In a use case like this, AI would be less about a final diagnose and more about getting the doctor or patient pointed in the right direction, especially with rare cases that few doctors are aware of. You no longer need to visit a hundred specialists in the hope of finding the one person who's seen something similar to your case before.
Yeah, I'm not talking about a language model AI. But rather something like the stuff the insurance companies are using to assess risk -- they take a lot of data in and cluster them together. Humans are sometimes really bad at recognizing patterns if you don't have enough data. A pattern that goes: "oh, all these people in this region with this specific digestive problem spatially maps to this insect" is the sort of thing ML should be good at. But where it will be really good is in turning proteins into diagnosis: "if this protein is detected in the blood in an general scan, combined with symptoms, then diagnose X" -- right now you only get tested for the things the doctor orders. Even more promising yet: with enough data, the AI should figure out which proteins actually do specific functions in the body, which will advance the research side (see, for example, Alphafold).
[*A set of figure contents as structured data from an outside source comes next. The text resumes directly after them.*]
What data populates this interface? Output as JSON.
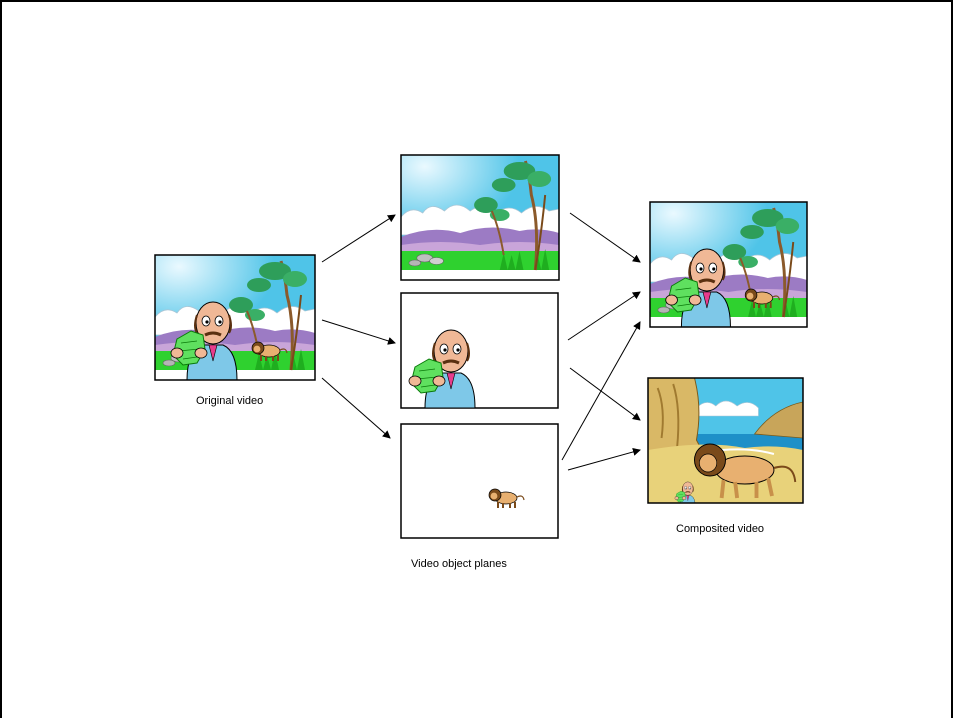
{
  "captions": {
    "original": "Original video",
    "vop": "Video object planes",
    "composite": "Composited video"
  },
  "colors": {
    "sky": "#4fc4e8",
    "cloud": "#ffffff",
    "mountain": "#9c7bc4",
    "grass": "#2fd12f",
    "trunk": "#8b5a2b",
    "leaf": "#2e9e5a",
    "skin": "#f0b896",
    "shirt": "#7ec8e8",
    "bill": "#5fe05f",
    "lion": "#e8b070",
    "mane": "#7a4a1a",
    "sand": "#e8d27a",
    "rock": "#c8a55a",
    "sea": "#1e90c8",
    "frame": "#000000"
  },
  "panels": {
    "original": "original-video-panel",
    "vop_background": "vop-background-panel",
    "vop_man": "vop-man-panel",
    "vop_lion": "vop-lion-panel",
    "composite_1": "composited-video-panel-1",
    "composite_2": "composited-video-panel-2"
  }
}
Obviously big vegan has injected ticks with it and then released them into the population. It's all a ploy to get us to stop eating meat. We must resist and eat all the meat we can, while we can.
If you go camping frequently you’ve probably noticed that more people are going outside than ever before.
Among newer hikers and campers I’ve noticed that insect repellent just gets treated like sunscreen: people kind of ignore it or spray it on the obvious spots and don’t bother with the rest.
Also, don’t even get me started on those “all natural” insect repellents.
It’s really just education. No one takes it seriously.
While I agree wholeheartedly that the world needs to cut down on meat consumption, I do NOT agree with forcing it on somebody involuntarily. In some places, especially some parts of the US, cheap meat is often the only way for people to survive, and they do not have access to all the non-meat products they would need to completely replace every nutrient.
Being successfully vegan and maintaining health is a privileged thing in the US. Our food economy is centered on meats, salt, sugars, and fats which are cheaply available everywhere.
Legumes, beans, veggies are always more affordable than meat. Cheap meat is generally considered to be bad for your health - at least in Europe, probably the same over in the US. Beans, rice, some veggies as a garnish go a long way, are super healthy and balanced, and are cheap to boot.
It really isn't about privilege. It's just about having your priorities straight. If you don't care about animal welfare, well fine - no point in trying to force something on you because it's usually a lost cause anyway. But people going about their day claiming they're "animal lovers" and could never hurt an animal but then being omnis or vegetarians are just straight up hypocrites.
Change is hard. Being told you're wrong about something or doing something immoral that you've grown up being told is fine is hard. But some people just need to be faced with the cruel, abusive, torturous, deadly reality that is animal AG. They won't know the truth any other way.
My father had this. There were a lot of things that he had to be careful about eating. Lots of products that you wouldn't think would have animal ingredients in them set him off.